Sie mussten lange schwer und anstrengend kämpfen, aber endlich floh der Feind. Die Ritter Cromwells waren im Begriff, sie zu verfolgen und Beute zu machen, als die strenge, furchtbare Stimme Cromwells ertönte: „Halt! Halt! Da der Sieg gewonnen ist, so gebt Gott die Ehre, bevor ihr den Raub austeilt.“ Und nun sangen sie etwa folgendes: „Singet dem Herrn, denn er hat uns den Sieg gegeben! Singet dem Herrn!“ Man sagt, es sei einer der großartigsten Augenblicke im Leben des Mannes gewesen.

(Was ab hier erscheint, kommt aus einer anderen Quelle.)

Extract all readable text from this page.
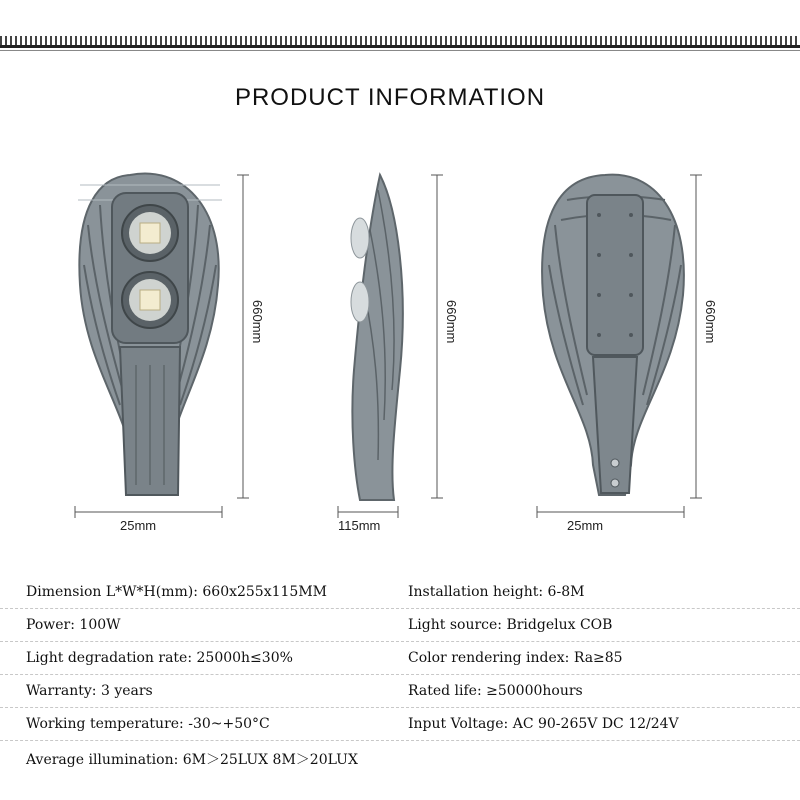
PRODUCT INFORMATION
25mm
660mm
115mm
660mm
25mm
660mm
Dimension L*W*H(mm): 660x255x115MM	Installation height: 6-8M
Power: 100W	Light source: Bridgelux COB
Light degradation rate: 25000h≤30%	Color rendering index: Ra≥85
Warranty: 3 years	Rated life: ≥50000hours
Working temperature: -30~+50°C	Input Voltage: AC 90-265V DC 12/24V
Average illumination: 6M＞25LUX 8M＞20LUX
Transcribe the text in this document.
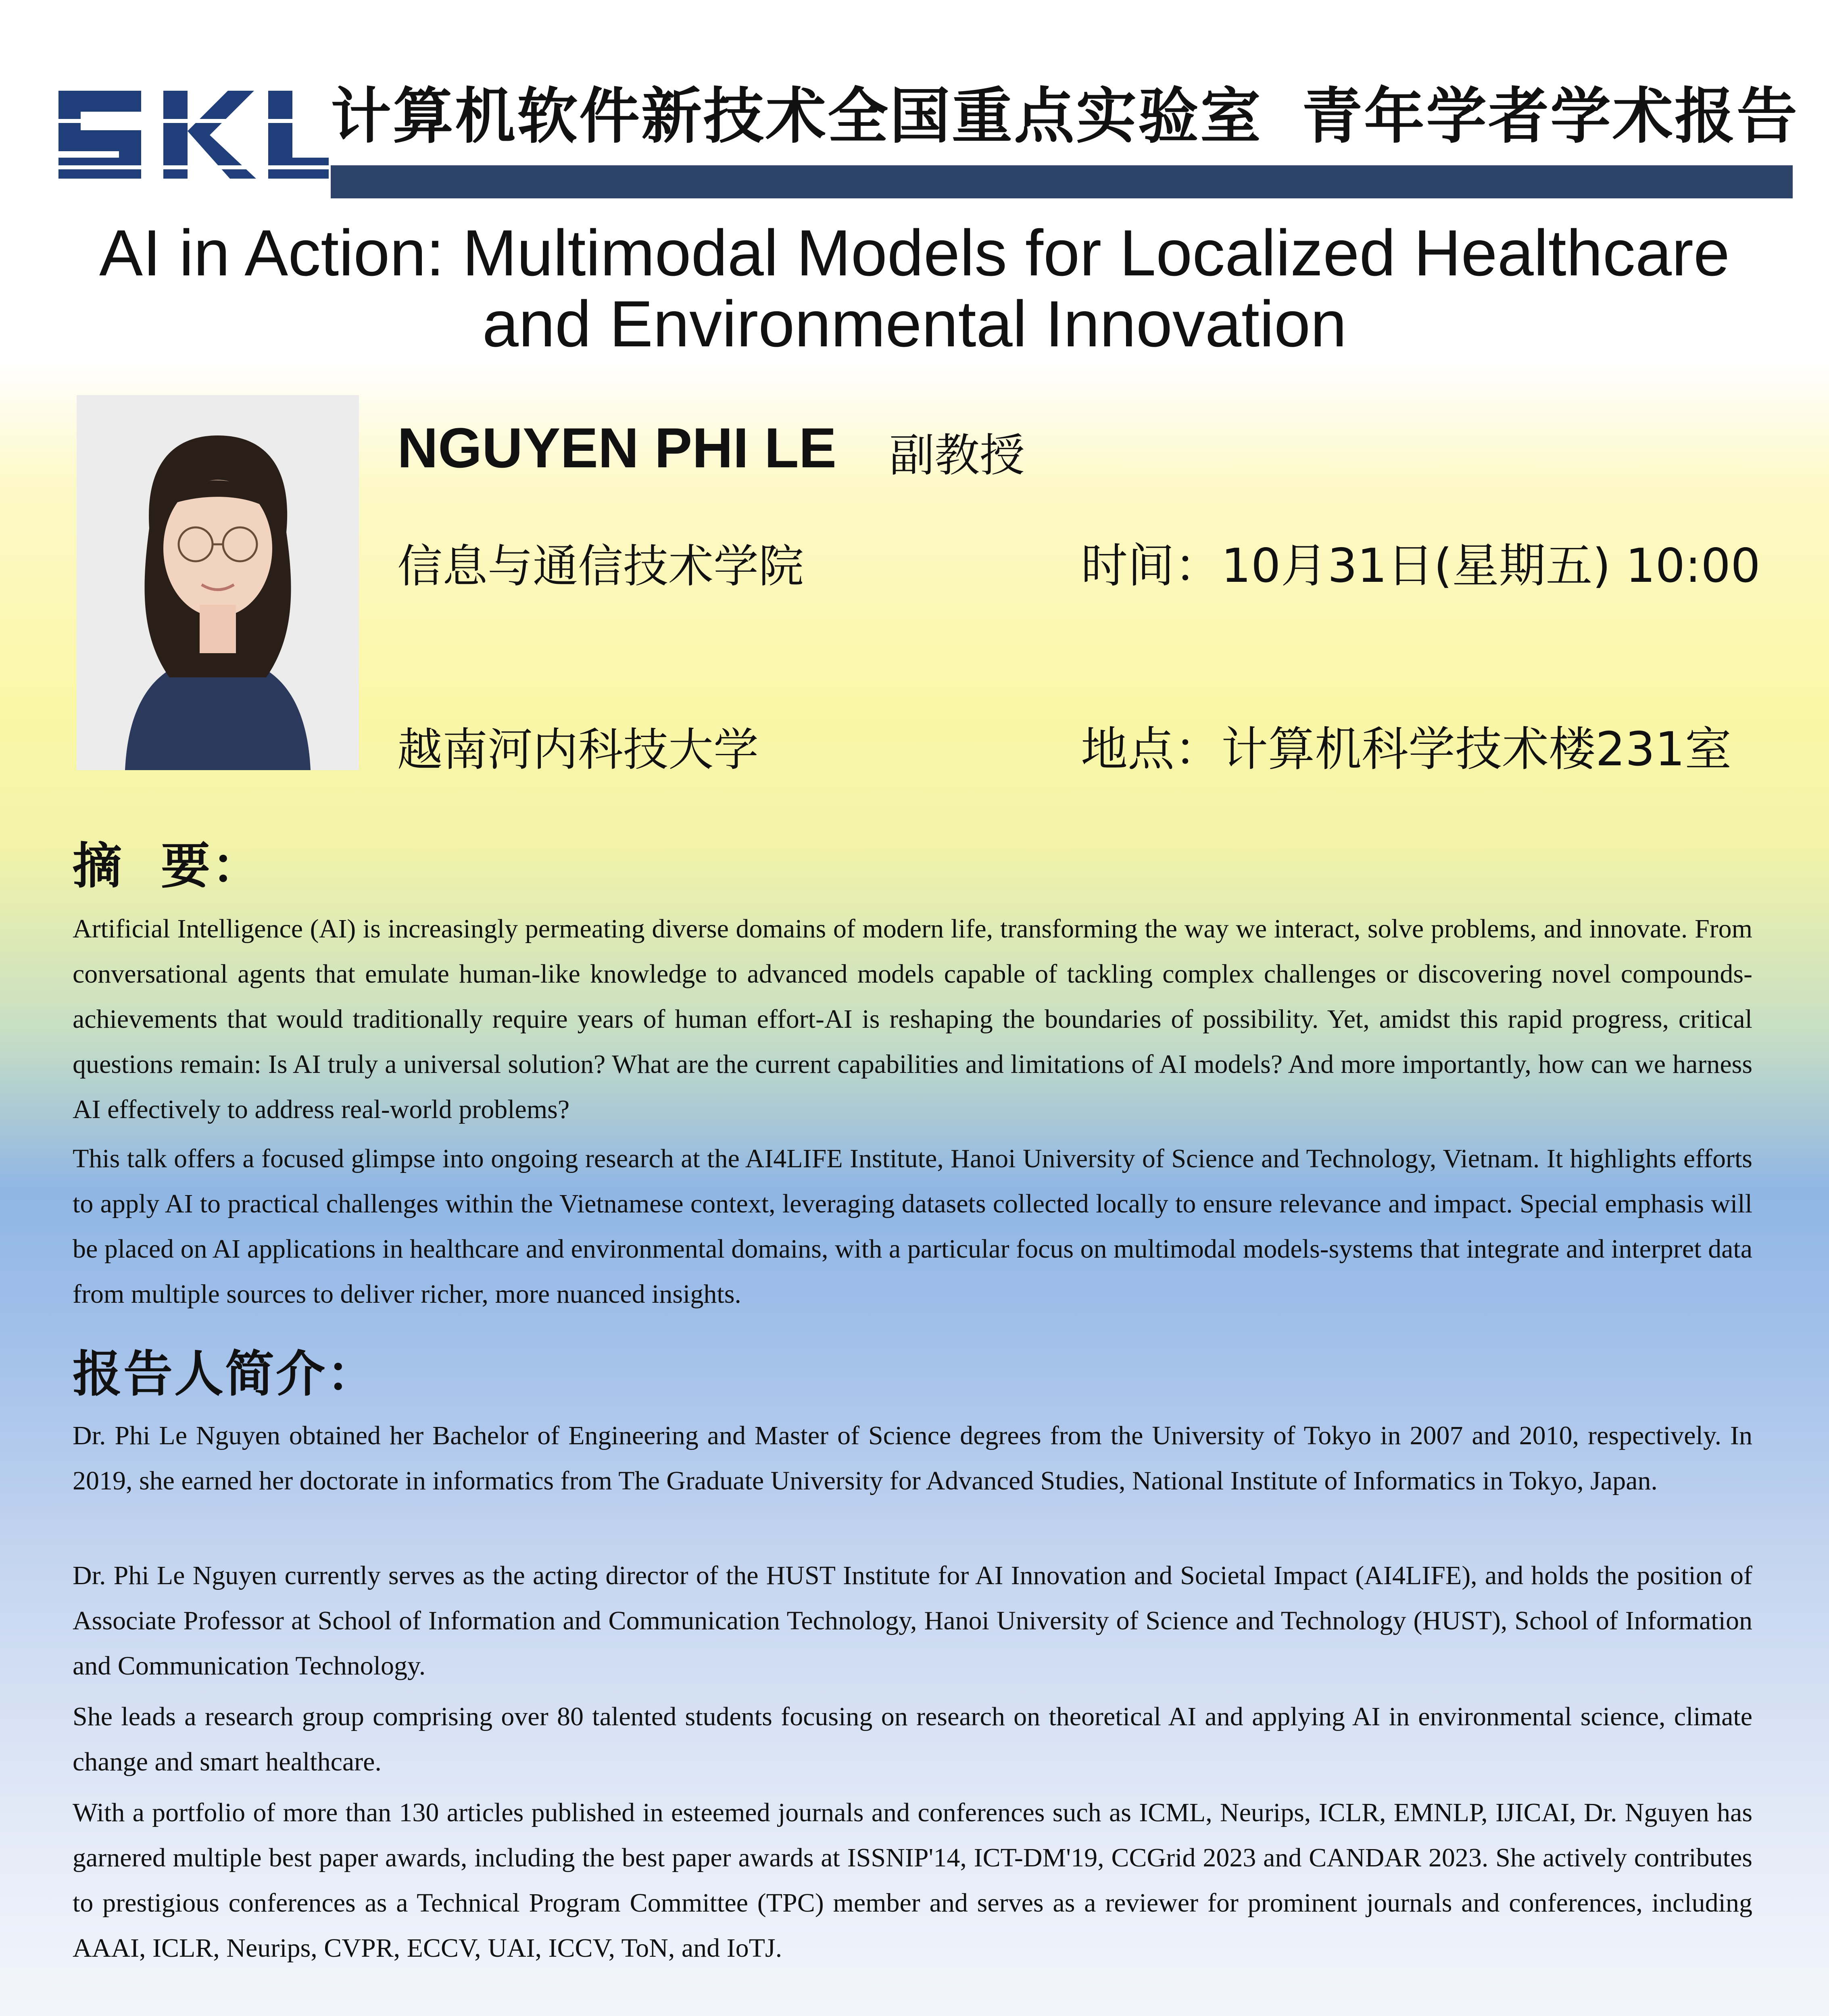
SKL
计算机软件新技术全国重点实验室 青年学者学术报告
AI in Action: Multimodal Models for Localized Healthcare
and Environmental Innovation
NGUYEN PHI LE 副教授
信息与通信技术学院
越南河内科技大学
时间：10月31日(星期五) 10:00
地点：计算机科学技术楼231室
摘  要：
Artificial Intelligence (AI) is increasingly permeating diverse domains of modern life, transforming the way we interact, solve problems, and innovate. From conversational agents that emulate human-like knowledge to advanced models capable of tackling complex challenges or discovering novel compounds-achievements that would traditionally require years of human effort-AI is reshaping the boundaries of possibility. Yet, amidst this rapid progress, critical questions remain: Is AI truly a universal solution? What are the current capabilities and limitations of AI models? And more importantly, how can we harness AI effectively to address real-world problems?
This talk offers a focused glimpse into ongoing research at the AI4LIFE Institute, Hanoi University of Science and Technology, Vietnam. It highlights efforts to apply AI to practical challenges within the Vietnamese context, leveraging datasets collected locally to ensure relevance and impact. Special emphasis will be placed on AI applications in healthcare and environmental domains, with a particular focus on multimodal models-systems that integrate and interpret data from multiple sources to deliver richer, more nuanced insights.
报告人简介：
Dr. Phi Le Nguyen obtained her Bachelor of Engineering and Master of Science degrees from the University of Tokyo in 2007 and 2010, respectively. In 2019, she earned her doctorate in informatics from The Graduate University for Advanced Studies, National Institute of Informatics in Tokyo, Japan.
Dr. Phi Le Nguyen currently serves as the acting director of the HUST Institute for AI Innovation and Societal Impact (AI4LIFE), and holds the position of Associate Professor at School of Information and Communication Technology, Hanoi University of Science and Technology (HUST), School of Information and Communication Technology.
She leads a research group comprising over 80 talented students focusing on research on theoretical AI and applying AI in environmental science, climate change and smart healthcare.
With a portfolio of more than 130 articles published in esteemed journals and conferences such as ICML, Neurips, ICLR, EMNLP, IJICAI, Dr. Nguyen has garnered multiple best paper awards, including the best paper awards at ISSNIP'14, ICT-DM'19, CCGrid 2023 and CANDAR 2023. She actively contributes to prestigious conferences as a Technical Program Committee (TPC) member and serves as a reviewer for prominent journals and conferences, including AAAI, ICLR, Neurips, CVPR, ECCV, UAI, ICCV, ToN, and IoTJ.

Der Hügel schien sich zu bewegen und zu erheben, als die große Schaar, rückkehrend von der Schlacht, und noch mit Staub und Blut bedeckt, Herz und Stimme zu Gott erhob. Wir sagen, es war ein seltsamer, aber erhebender Anblick. Aber wie majestätisch wird der Anblick sein, wenn Christus als Sieger erscheint, und alle seine Streiter, in dichten Reihen kämpfend, den Drachen unter ihre Füße getreten und in Stücke zerrissen sehen. Sieh, ihre Feinde sind geflohen; sie sind verscheucht wie eine lichte Wolke vor dem Ostwind. Sie sind alle dahin, der Tod ist überwunden, der Satan in den Feuerpfuhl geworfen; und hier steht der König, gekrönt mit vielen Kronen, ein Sieger über alle Sieger! Und im Augenblick der Erhöhung wird der Erlöser sprechen: „Kommt, lasst uns dem Herrn lobsingen;“ und alsdann werden sie mächtiger als die Stimme vieler Wasser jauchzen: „Halleluja! Gott der Herr, der Allmächtige, herrscht.“ Ach! das wird die endliche Erfüllung jenes großen Vorgangs sein; meine schwachen Worte können solches nicht beschreiben. Ich entlasse euch mit der einfachen Frage: „Werdet auch ihr dort sein, und den gekrönten Überwinder schauen?“ Habt ihr „eine gute Hoffnung durch Gnade“ (2 Thess. 2,16.), dass es so sein wird? Wenn das ist, so bin ich fröhlich; wenn nicht, so geht heim, fallt nieder auf die Knie, und flehet zu Gott, er wolle euch erlösen von dem schrecklichen Ort, der unfehlbar euer Teil sein würde, statt des herrlichen Himmels, den ich euch verkündige, es sei denn, dass ihr euch zu Gott bekehrt von ganzem Herzen. Amen.